Strict-gate-on-kwarg instances¶
| Capability | Gate target | Method(s) | Spec ref |
|---|---|---|---|
USER_METADATA |
metadata= kwarg |
write*() variants |
WR-010 |
USER_METADATA is the first true strict-gate-on-kwarg instance. New
instances of this pattern go in this table.
How to apply the pattern for future capabilities¶
When designing a new optional kwarg on an existing Store method:
- Define a new
Capabilityenum member for the feature. - Add Store-layer validation: if the kwarg is non-
None/ non-default and the backend lacks the capability, raiseCapabilityNotSupported. - Add the capability to
CAP-007(spec 003) under the strict-gate section. - Document per-backend declarations in the feature spec (e.g., WR-010).

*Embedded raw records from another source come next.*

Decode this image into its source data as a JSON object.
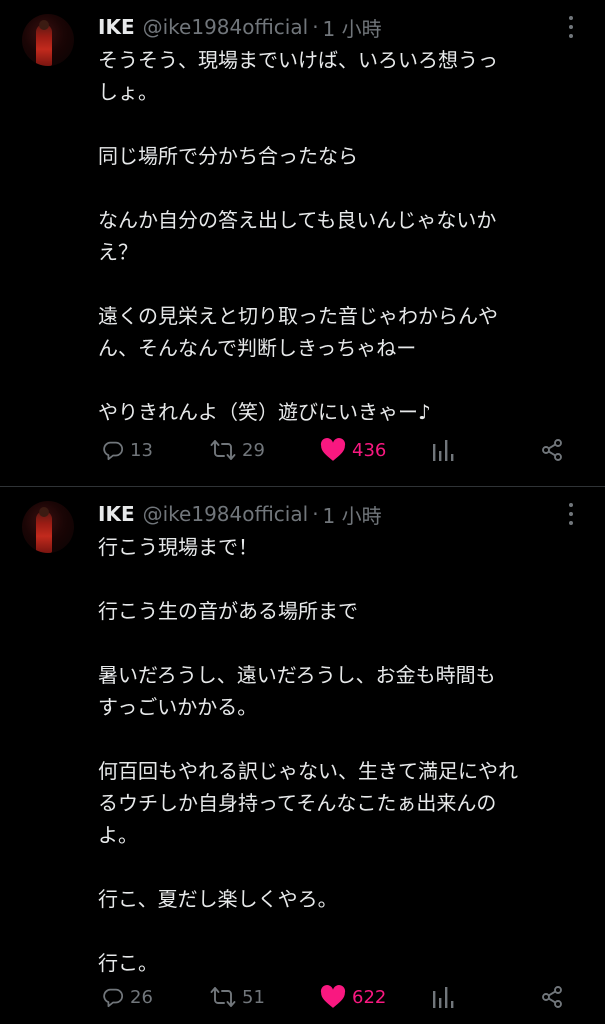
{
  "tweets": [
    {
      "author": {
        "name": "IKE",
        "handle": "@ike1984official",
        "separator": "·",
        "time": "1 小時"
      },
      "lines": [
        "そうそう、現場までいけば、いろいろ想うっ",
        "しょ。",
        "",
        "同じ場所で分かち合ったなら",
        "",
        "なんか自分の答え出しても良いんじゃないか",
        "え？",
        "",
        "遠くの見栄えと切り取った音じゃわからんや",
        "ん、そんなんで判断しきっちゃねー",
        "",
        "やりきれんよ（笑）遊びにいきゃー♪"
      ],
      "stats": {
        "replies": "13",
        "reposts": "29",
        "likes": "436"
      }
    },
    {
      "author": {
        "name": "IKE",
        "handle": "@ike1984official",
        "separator": "·",
        "time": "1 小時"
      },
      "lines": [
        "行こう現場まで！",
        "",
        "行こう生の音がある場所まで",
        "",
        "暑いだろうし、遠いだろうし、お金も時間も",
        "すっごいかかる。",
        "",
        "何百回もやれる訳じゃない、生きて満足にやれ",
        "るウチしか自身持ってそんなこたぁ出来んの",
        "よ。",
        "",
        "行こ、夏だし楽しくやろ。",
        "",
        "行こ。"
      ],
      "stats": {
        "replies": "26",
        "reposts": "51",
        "likes": "622"
      }
    }
  ],
  "colors": {
    "background": "#000000",
    "text": "#e7e9ea",
    "muted": "#71767b",
    "like": "#f91880",
    "divider": "#2f3336"
  },
  "icons": [
    "reply-icon",
    "repost-icon",
    "like-heart-icon",
    "views-icon",
    "share-icon",
    "more-options-icon"
  ]
}
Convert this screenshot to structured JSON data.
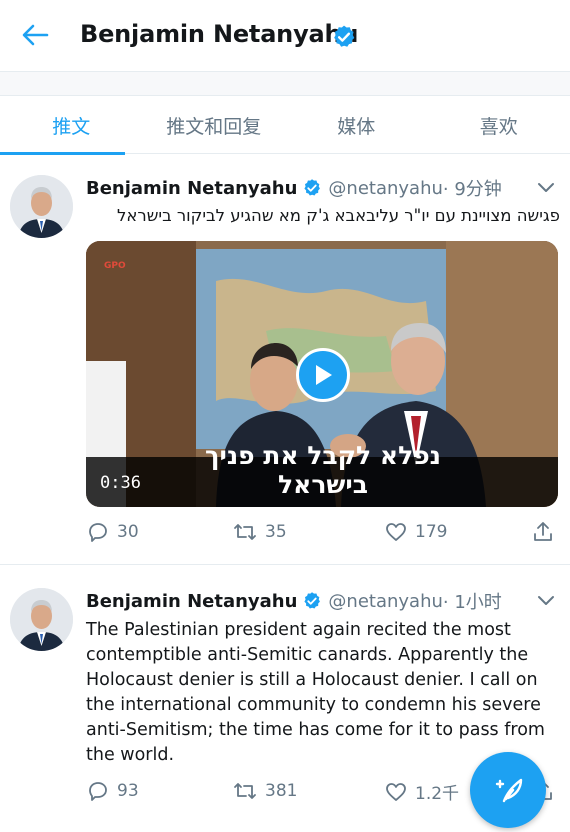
{
  "header": {
    "title": "Benjamin Netanyahu",
    "back_icon": "arrow-left-icon",
    "verified_icon": "verified-badge-icon"
  },
  "tabs": [
    {
      "label": "推文",
      "active": true
    },
    {
      "label": "推文和回复",
      "active": false
    },
    {
      "label": "媒体",
      "active": false
    },
    {
      "label": "喜欢",
      "active": false
    }
  ],
  "tweets": [
    {
      "name": "Benjamin Netanyahu",
      "handle": "@netanyahu",
      "time": " · 9分钟",
      "text": "פגישה מצויינת עם יו\"ר עליבאבא ג'ק מא שהגיע לביקור בישראל",
      "media": {
        "type": "video",
        "duration": "0:36",
        "caption": "נפלא לקבל את פניך בישראל",
        "logo_text": "GPO"
      },
      "actions": {
        "replies": "30",
        "retweets": "35",
        "likes": "179"
      }
    },
    {
      "name": "Benjamin Netanyahu",
      "handle": "@netanyahu",
      "time": " · 1小时",
      "text": "The Palestinian president again recited the most contemptible anti-Semitic canards. Apparently the Holocaust denier is still a Holocaust denier. I call on the international community to condemn his severe anti-Semitism; the time has come for it to pass from the world.",
      "actions": {
        "replies": "93",
        "retweets": "381",
        "likes": "1.2千"
      }
    }
  ],
  "fab": {
    "icon": "compose-feather-icon"
  },
  "colors": {
    "accent": "#1da1f2",
    "secondary_text": "#657786",
    "border": "#e6ecf0"
  }
}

- Add negative tests: every non-declaring backend raises on the guarded kwarg.
Adapter masking as a defensive application of the strict-gate pattern¶
AsyncBackendSyncAdapter applies the pattern defensively via capability masking.
It strips USER_METADATA (and WRITE_RESULT_NATIVE) from the inner async
backend's capability set, even when the wrapped backend declares them. Without
masking, the Store-layer WR-010 gate would pass a non-empty metadata= argument
through to the adapter, but the adapter has no forwarding target — the async ABC
does not yet accept metadata=. A silent drop would violate WR-012 (the
WriteResult.metadata echo guarantee) without triggering any error.
Masking is the mechanism that keeps the strict-gate invariant intact across
adapter wrapping: the gate fires at the Store layer (CapabilityNotSupported)
before the adapter is reached, so no I/O runs and no metadata is silently lost.
This is not an exception to the pattern; it is the same pattern applied one layer
earlier. When the async ABC grows metadata= support (Step 3c), the masking is
removed and the adapter naturally inherits the inner backend's declarations.
Consequences¶
- Callers get a clear, early error rather than a silent correctness failure.
- The pattern is named and documented; future contributors have a precedent.
- Test coverage requirement: every non-declaring backend must have a negative
test asserting
CapabilityNotSupportedwhen the guarded kwarg is passed. - The Store layer is the single enforcement point — backends do not need to validate the kwarg themselves.